= Wyndham Albery =

British politician and accountant

Wyndham James Albery (1882 - 28 August 1940) was a British politician and accountant.

Born in London, Albery was the third and youngest son of the actress and theatrical manager Mary Moore (later Lady Wyndham) and playwright James Albery. His eldest brother Irving went into politics and became a Conservative MP and his middle brother, Bronson, became a theatre manager. He attended Uppingham School and became an accountant. He published some poems in 1906. He joined the Independent Labour Party (ILP), and from 1913 to 1919 served as secretary of its West London Federation, then as the federation's chair.
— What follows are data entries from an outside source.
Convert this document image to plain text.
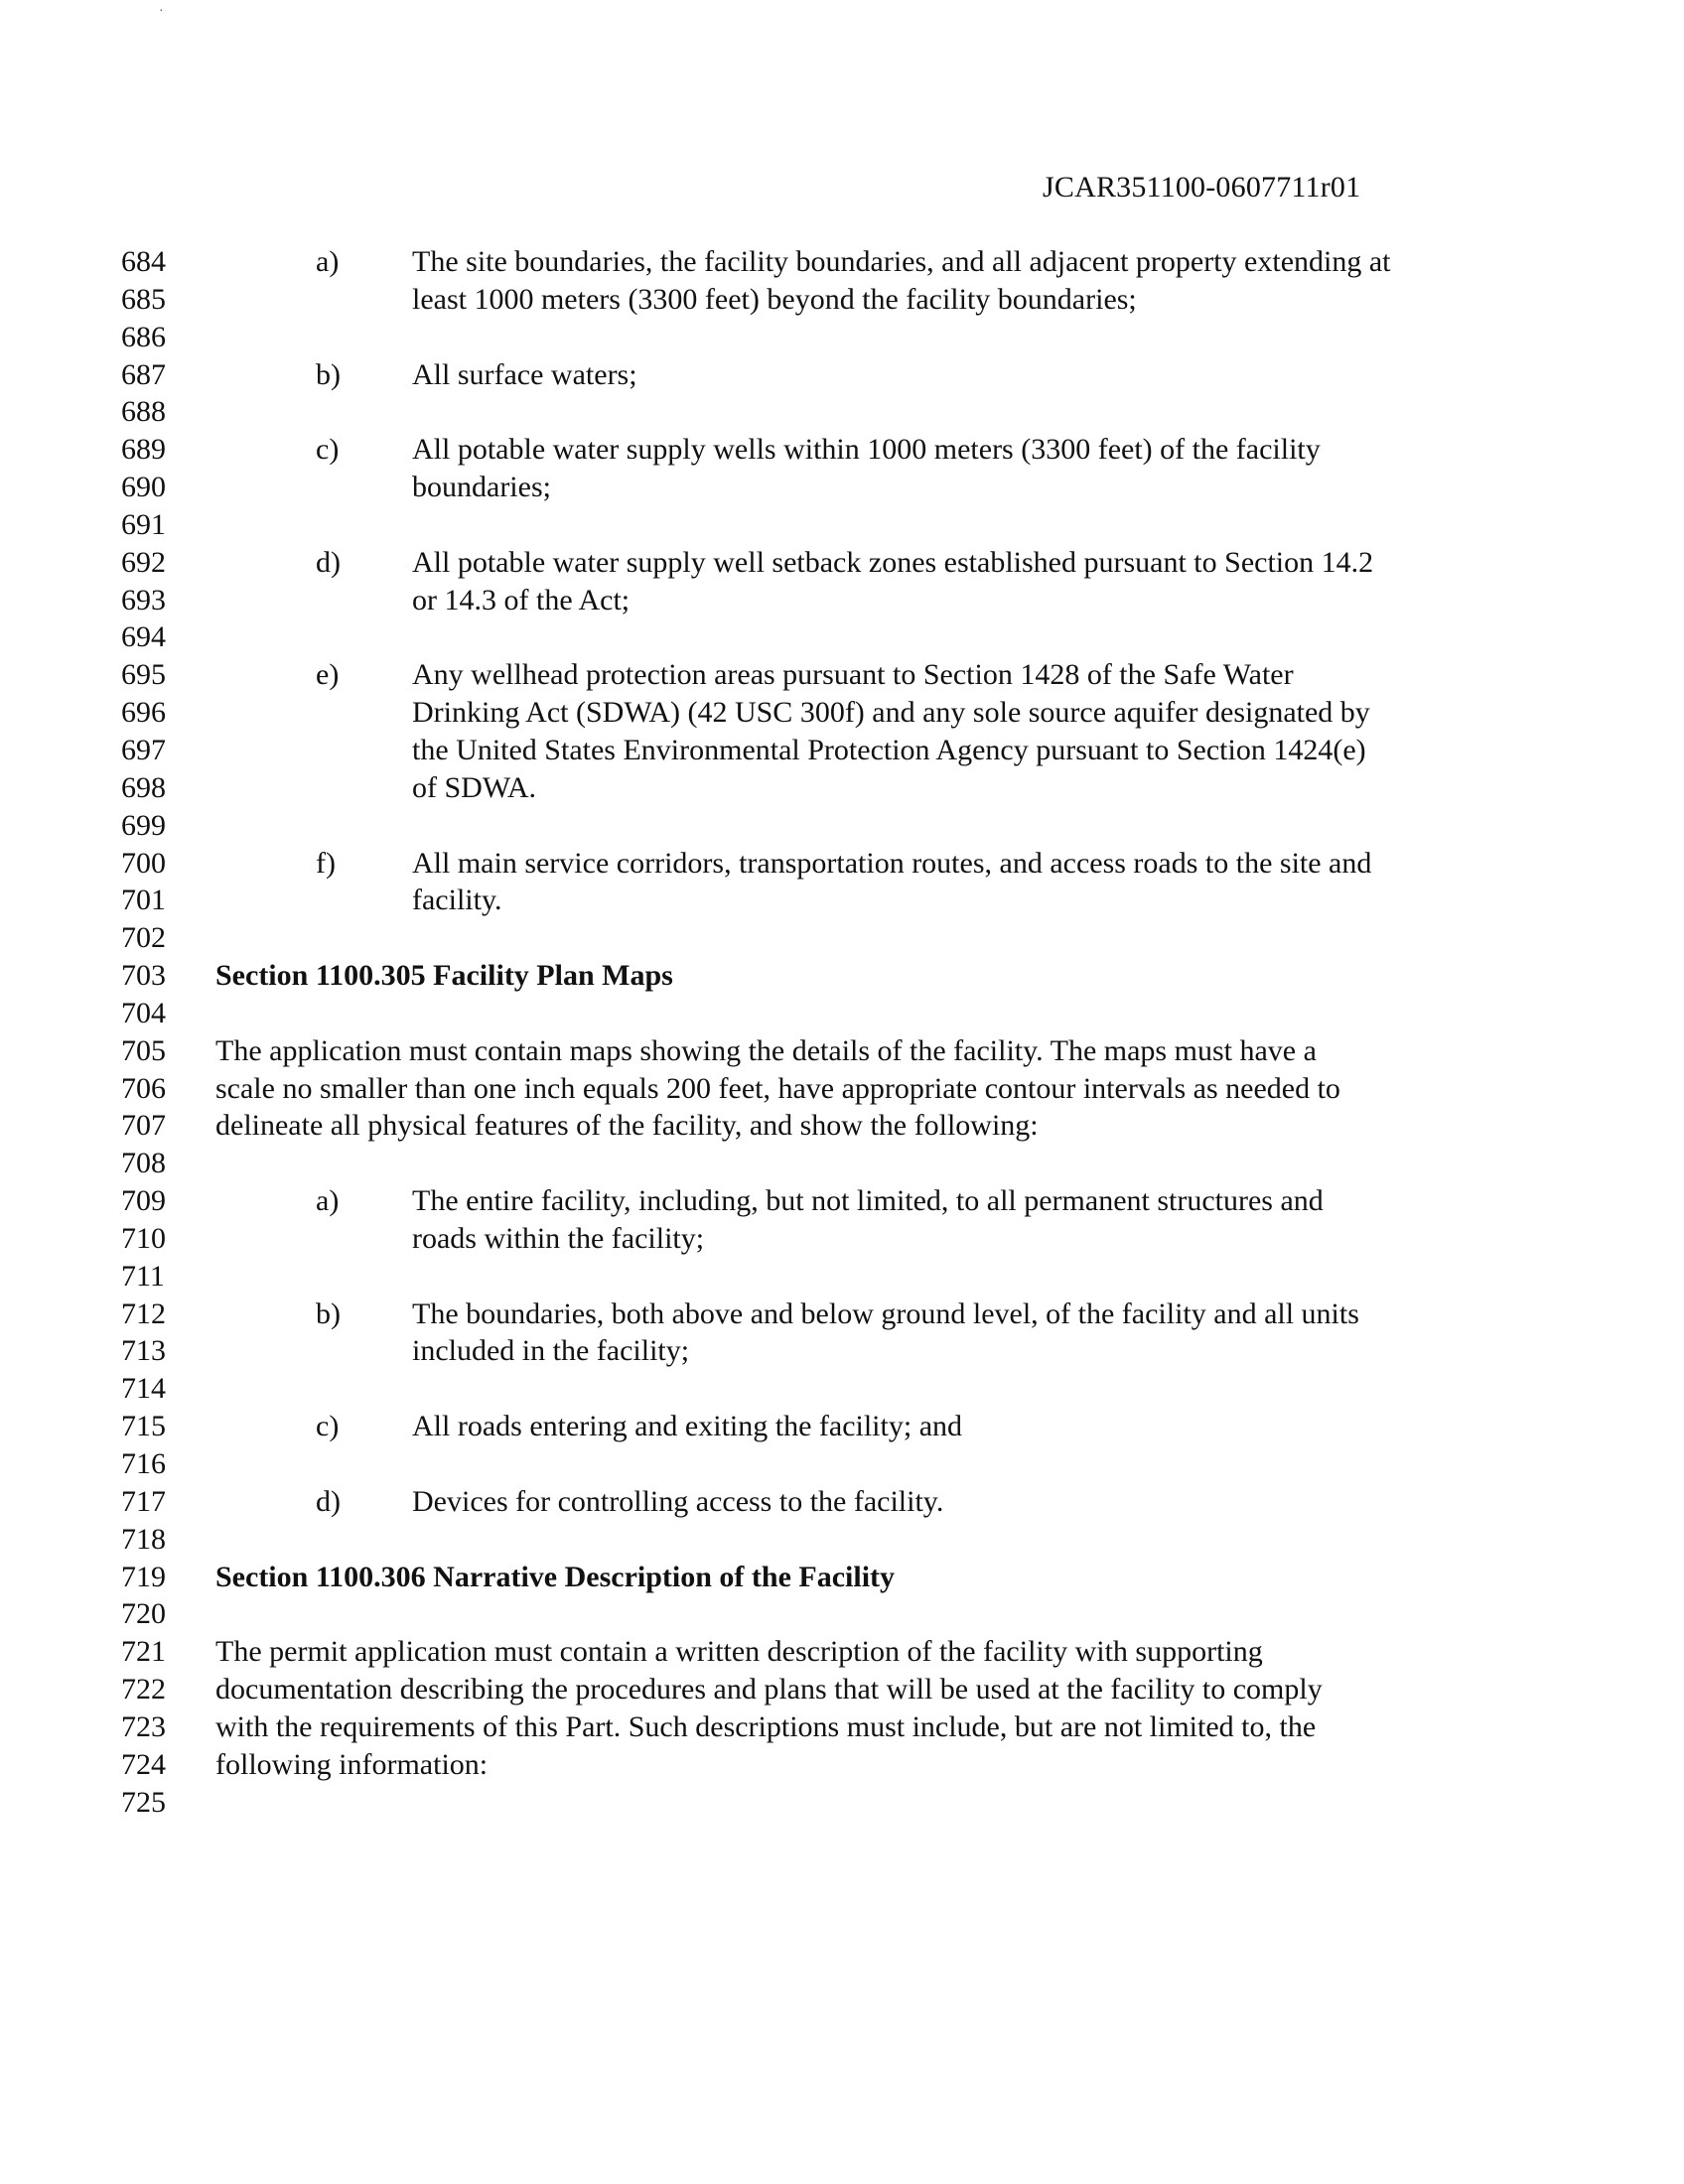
·
JCAR351100-0607711r01
684	a) The site boundaries, the facility boundaries, and all adjacent property extending at
685	least 1000 meters (3300 feet) beyond the facility boundaries;
686
687	b) All surface waters;
688
689	c) All potable water supply wells within 1000 meters (3300 feet) of the facility
690	boundaries;
691
692	d) All potable water supply well setback zones established pursuant to Section 14.2
693	or 14.3 of the Act;
694
695	e) Any wellhead protection areas pursuant to Section 1428 of the Safe Water
696	Drinking Act (SDWA) (42 USC 300f) and any sole source aquifer designated by
697	the United States Environmental Protection Agency pursuant to Section 1424(e)
698	of SDWA.
699
700	f)	All main service corridors, transportation routes, and access roads to the site and
701	facility.
702
703 Section 1100.305 Facility Plan Maps
704
705 The application must contain maps showing the details of the facility. The maps must have a
706 scale no smaller than one inch equals 200 feet, have appropriate contour intervals as needed to
707 delineate all physical features of the facility, and show the following:
708
709	a) The entire facility, including, but not limited, to all permanent structures and
710	roads within the facility;
711
712	b) The boundaries, both above and below ground level, of the facility and all units
713	included in the facility;
714
715	c) All roads entering and exiting the facility; and
716
717	d) Devices for controlling access to the facility.
718
719 Section 1100.306 Narrative Description of the Facility
720
721 The permit application must contain a written description of the facility with supporting
722 documentation describing the procedures and plans that will be used at the facility to comply
723 with the requirements of this Part. Such descriptions must include, but are not limited to, the
724 following information:
725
Albery was a conscientious objector during World War I, and was imprisoned in 1917, but soon released. Through the ILP, he became active in the Labour Party, serving on Marylebone Council from 1919. At the 1922 and 1923 UK general elections, he stood unsuccessfully in Hammersmith South. In 1923, he became treasurer of the London Divisional Council of the ILP, and from 1924 he was chair of the party's North West London Federation. By 1930, he represented the ILP the executive of the London Labour Party, on which he argued against work tests for recipients of outdoor relief. At the 1931 London County Council election, he stood unsuccessfully in Hammersmith South.

His niece through Irving was Jessica Albery, an architect and town planner, one of the first professional women architects in the UK in the early 20th century.